Release day: Christmas 04, in all theaters everywhere. "The Verbose 3DMARK03 Rememberer"


:)

Actually, I had this in mind:

"Those who do not remember the mistakes of the past are doomed to repeat them," or something similar. I wish I could take credit for the sentiment, but of course I can't...;)
 
ondaedg said:
Walt, don't you think you are overdramatizing just a bit? Everyone does app-detection. Get over it.
Do NOT let the Dig or any of them other fanboys hear ya talking like that, they'll crucify ya! :oops:

More seriously, WaltC again sums it up well (and strangely enough succintly too!):

WaltC said:
"Those who do not remember the mistakes of the past are doomed to repeat them," or something similar. I wish I could take credit for the sentiment, but of course I can't...;)
I think trying to re-write history and underplay nVidia's dishonesty is just as bad as demonizing it.
 
digitalwanderer said:
WaltC said:
"Those who do not remember the mistakes of the past are doomed to repeat them," or something similar. I wish I could take credit for the sentiment, but of course I can't...;)
I think trying to re-write history and underplay nVidia's dishonesty is just as bad as demonizing it.

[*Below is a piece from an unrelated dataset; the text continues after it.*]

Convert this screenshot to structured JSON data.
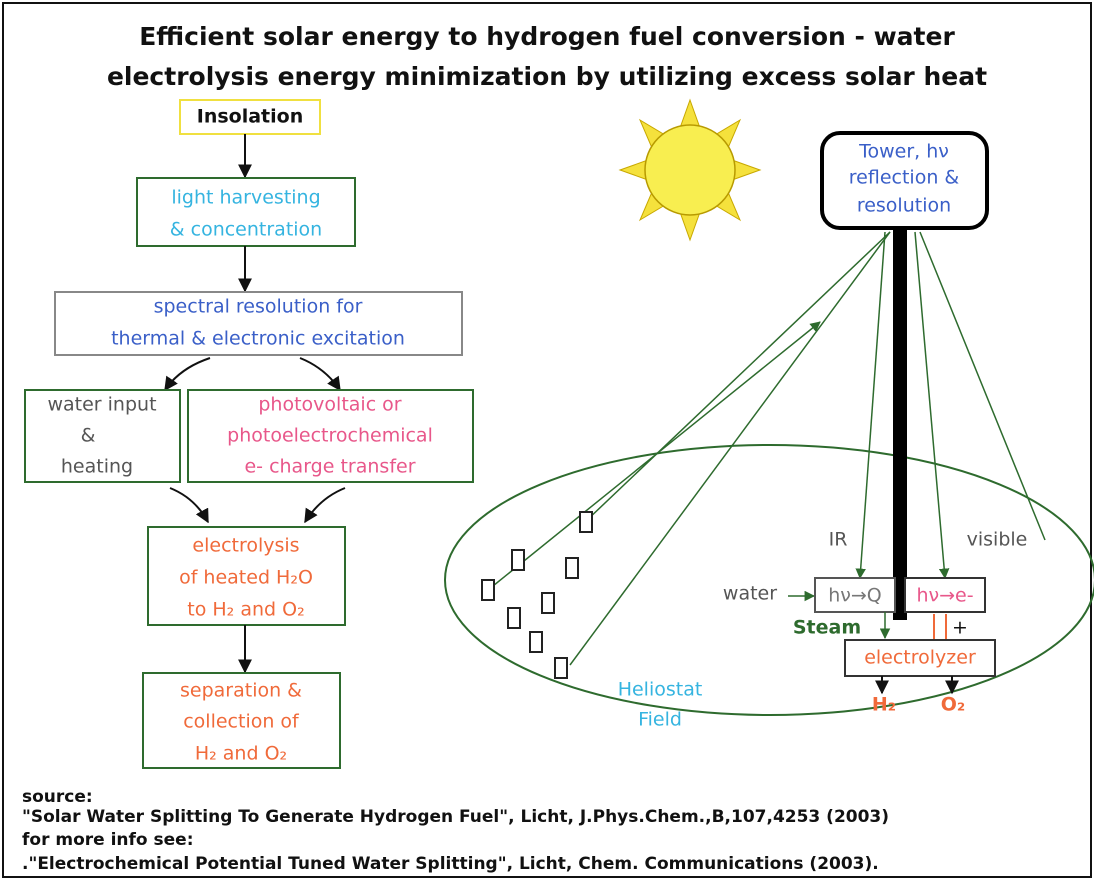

Heh. Unfortunately, the industry is more like your typical family than the green eye-shade cold-blooded captains of industry that you'd expect.

This means a lot of histrionics, pouting, over-reaction, re-reaction, accomodation to new facts, etc, on the way to a higher level of undertstanding.

The model does work, but it is an emotional rollercoaster.
 
The thing is... does anyone know if NVIDIA was the first (which seems to be the assumption here) when it comes to "app detection" (whatever and however general that term means)?